Marian Keyes is one of my favorite authors. Which is odd because her books don't dwell in the cocoon of comfort in which I usually burrow. No, her novels, despite being rife with Jo Malone candles and witty wisecracks, are steeped in real life and all its complex emotions. Yet however paradoxically, there is a kind of comfort in that. So when I'd heard that Keyes had written a follow-up to Rachel's Holiday, namely Again, Rachel, I was all in.
Rachel is one of the five beloved Walsh sisters, a quintet of flawed, take-no-prisoners, hilarious women. Each has her own book -- and her own demons. So, in Rachel's Holiday, middle sister Rachel isn't jetting off to Paris or Ibiza. She's going to rehab. Her stint at Dublin's Cloisters is as harrowing and heartbreaking as you'd imagine, albeit tempered by Keyes's signature snark.
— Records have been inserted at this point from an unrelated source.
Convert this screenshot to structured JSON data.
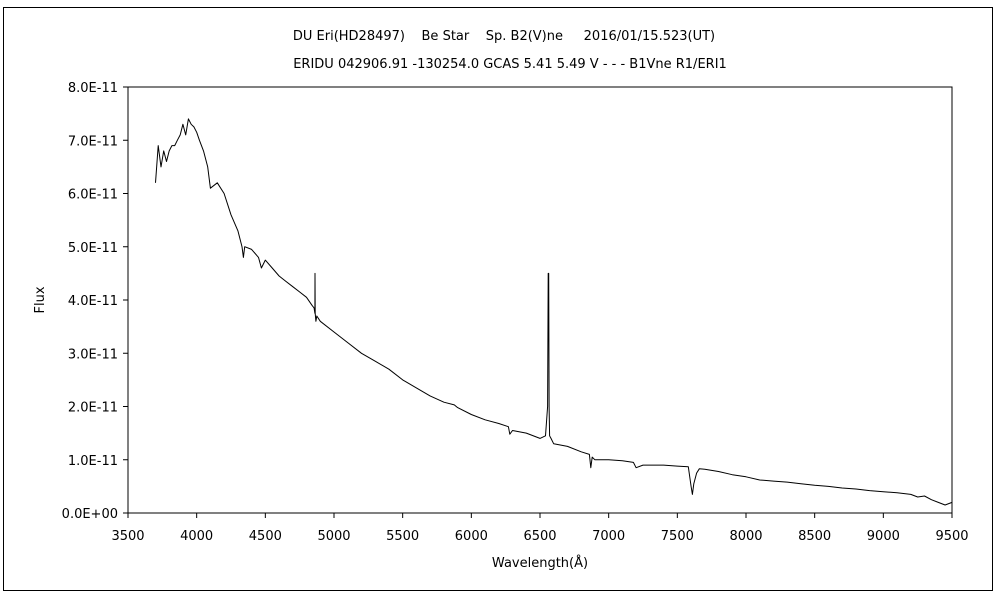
{
  "chart_data": {
    "type": "line",
    "title": "DU Eri(HD28497)    Be Star    Sp. B2(V)ne     2016/01/15.523(UT)",
    "subtitle": "ERIDU 042906.91 -130254.0 GCAS 5.41 5.49 V - - - B1Vne R1/ERI1",
    "xlabel": "Wavelength(Å)",
    "ylabel": "Flux",
    "xlim": [
      3500,
      9500
    ],
    "ylim": [
      0,
      8e-11
    ],
    "x_ticks": [
      3500,
      4000,
      4500,
      5000,
      5500,
      6000,
      6500,
      7000,
      7500,
      8000,
      8500,
      9000,
      9500
    ],
    "x_tick_labels": [
      "3500",
      "4000",
      "4500",
      "5000",
      "5500",
      "6000",
      "6500",
      "7000",
      "7500",
      "8000",
      "8500",
      "9000",
      "9500"
    ],
    "y_ticks": [
      0,
      1e-11,
      2e-11,
      3e-11,
      4e-11,
      5e-11,
      6e-11,
      7e-11,
      8e-11
    ],
    "y_tick_labels": [
      "0.0E+00",
      "1.0E-11",
      "2.0E-11",
      "3.0E-11",
      "4.0E-11",
      "5.0E-11",
      "6.0E-11",
      "7.0E-11",
      "8.0E-11"
    ],
    "grid": false,
    "legend": "none",
    "line_color": "#000000",
    "series": [
      {
        "x": [
          3700,
          3720,
          3740,
          3760,
          3780,
          3800,
          3820,
          3840,
          3860,
          3880,
          3900,
          3920,
          3940,
          3960,
          3980,
          4000,
          4020,
          4050,
          4080,
          4100,
          4150,
          4200,
          4250,
          4300,
          4330,
          4340,
          4350,
          4400,
          4450,
          4471,
          4500,
          4550,
          4600,
          4650,
          4700,
          4750,
          4800,
          4840,
          4855,
          4861,
          4862,
          4863,
          4868,
          4875,
          4900,
          5000,
          5100,
          5200,
          5300,
          5400,
          5500,
          5600,
          5700,
          5800,
          5876,
          5900,
          6000,
          6100,
          6200,
          6270,
          6280,
          6300,
          6400,
          6500,
          6540,
          6555,
          6560,
          6563,
          6566,
          6570,
          6580,
          6600,
          6700,
          6800,
          6860,
          6870,
          6880,
          6900,
          7000,
          7100,
          7180,
          7200,
          7250,
          7300,
          7400,
          7500,
          7580,
          7600,
          7610,
          7620,
          7640,
          7660,
          7700,
          7800,
          7900,
          8000,
          8100,
          8200,
          8300,
          8400,
          8500,
          8600,
          8700,
          8800,
          8900,
          9000,
          9100,
          9200,
          9250,
          9300,
          9350,
          9400,
          9450,
          9500
        ],
        "y": [
          6.2e-11,
          6.9e-11,
          6.5e-11,
          6.8e-11,
          6.6e-11,
          6.8e-11,
          6.9e-11,
          6.9e-11,
          7e-11,
          7.1e-11,
          7.3e-11,
          7.1e-11,
          7.4e-11,
          7.3e-11,
          7.25e-11,
          7.15e-11,
          7e-11,
          6.8e-11,
          6.5e-11,
          6.1e-11,
          6.2e-11,
          6e-11,
          5.6e-11,
          5.3e-11,
          5e-11,
          4.8e-11,
          5e-11,
          4.95e-11,
          4.8e-11,
          4.6e-11,
          4.75e-11,
          4.6e-11,
          4.45e-11,
          4.35e-11,
          4.25e-11,
          4.15e-11,
          4.05e-11,
          3.9e-11,
          3.85e-11,
          3.75e-11,
          4.5e-11,
          3.75e-11,
          3.6e-11,
          3.7e-11,
          3.6e-11,
          3.4e-11,
          3.2e-11,
          3e-11,
          2.85e-11,
          2.7e-11,
          2.5e-11,
          2.35e-11,
          2.2e-11,
          2.08e-11,
          2.03e-11,
          1.98e-11,
          1.85e-11,
          1.75e-11,
          1.68e-11,
          1.62e-11,
          1.48e-11,
          1.55e-11,
          1.5e-11,
          1.4e-11,
          1.45e-11,
          2e-11,
          4.5e-11,
          4.5e-11,
          2e-11,
          1.45e-11,
          1.4e-11,
          1.3e-11,
          1.25e-11,
          1.15e-11,
          1.1e-11,
          8.5e-12,
          1.05e-11,
          1e-11,
          1e-11,
          9.8e-12,
          9.5e-12,
          8.5e-12,
          9e-12,
          9e-12,
          9e-12,
          8.8e-12,
          8.7e-12,
          5e-12,
          3.5e-12,
          5.5e-12,
          7.5e-12,
          8.3e-12,
          8.2e-12,
          7.8e-12,
          7.2e-12,
          6.8e-12,
          6.2e-12,
          6e-12,
          5.8e-12,
          5.5e-12,
          5.2e-12,
          5e-12,
          4.7e-12,
          4.5e-12,
          4.2e-12,
          4e-12,
          3.8e-12,
          3.5e-12,
          3e-12,
          3.2e-12,
          2.5e-12,
          2e-12,
          1.5e-12,
          2e-12
        ]
      }
    ]
  }
}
Now, twenty years later, Keyes revisits Rachel's story in Again, Rachel. A counselor at the Cloisters, Rachel seems to have it all figured out. But twenty years is a long time, and a lot has happened.
A master storyteller, Keyes doesn't fill us in all at once, instead feeding us flashbacks filtered through the voice of her scrappy and sympathetic but undeniably unreliable narrator. In between, Rachel navigates the present day, which entails heart-to-hearts with her sponsor, Nola. Whenever Rachel is stymied by one of life's questions, Nola tells her to "golden key" it. In other words, put it aside until the universe presents an answer. And although this isn't what Rachel wants to hear, it ends up being what she needs.
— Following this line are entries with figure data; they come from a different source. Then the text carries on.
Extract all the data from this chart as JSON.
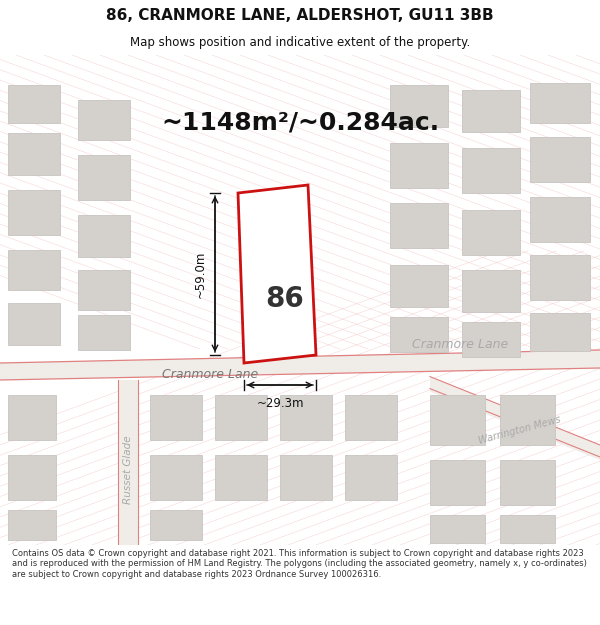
{
  "title": "86, CRANMORE LANE, ALDERSHOT, GU11 3BB",
  "subtitle": "Map shows position and indicative extent of the property.",
  "area_text": "~1148m²/~0.284ac.",
  "house_number": "86",
  "dim_width": "~29.3m",
  "dim_height": "~59.0m",
  "street_label_cranmore_lower": "Cranmore Lane",
  "street_label_cranmore_upper": "Cranmore Lane",
  "street_label_side": "Russet Glade",
  "street_label_warrington": "Warrington Mews",
  "footer": "Contains OS data © Crown copyright and database right 2021. This information is subject to Crown copyright and database rights 2023 and is reproduced with the permission of HM Land Registry. The polygons (including the associated geometry, namely x, y co-ordinates) are subject to Crown copyright and database rights 2023 Ordnance Survey 100026316.",
  "map_bg": "#f9f8f7",
  "road_line_color": "#e08080",
  "building_fill": "#d4d0cc",
  "building_edge": "#c8c4c0",
  "prop_fill": "#ffffff",
  "prop_edge": "#cc1111",
  "dim_color": "#111111",
  "text_dark": "#222222",
  "text_road": "#888888",
  "footer_color": "#333333",
  "title_color": "#111111"
}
Again, Rachel is hard to put down but also hard to read, on account of all the rawness and realness. The result, however, is a sequel that's more powerful than the original. Maybe I feel that way because Rachel's older or because I'm older. But there's no escaping that Again, Rachel is layered with, well, everything. It's one of the saddest books I've ever read, but also one of the best. Because it helps you hope while appreciating what you've got, however painful or imperfect.
And as Nola would undoubtedly say, that's the golden key.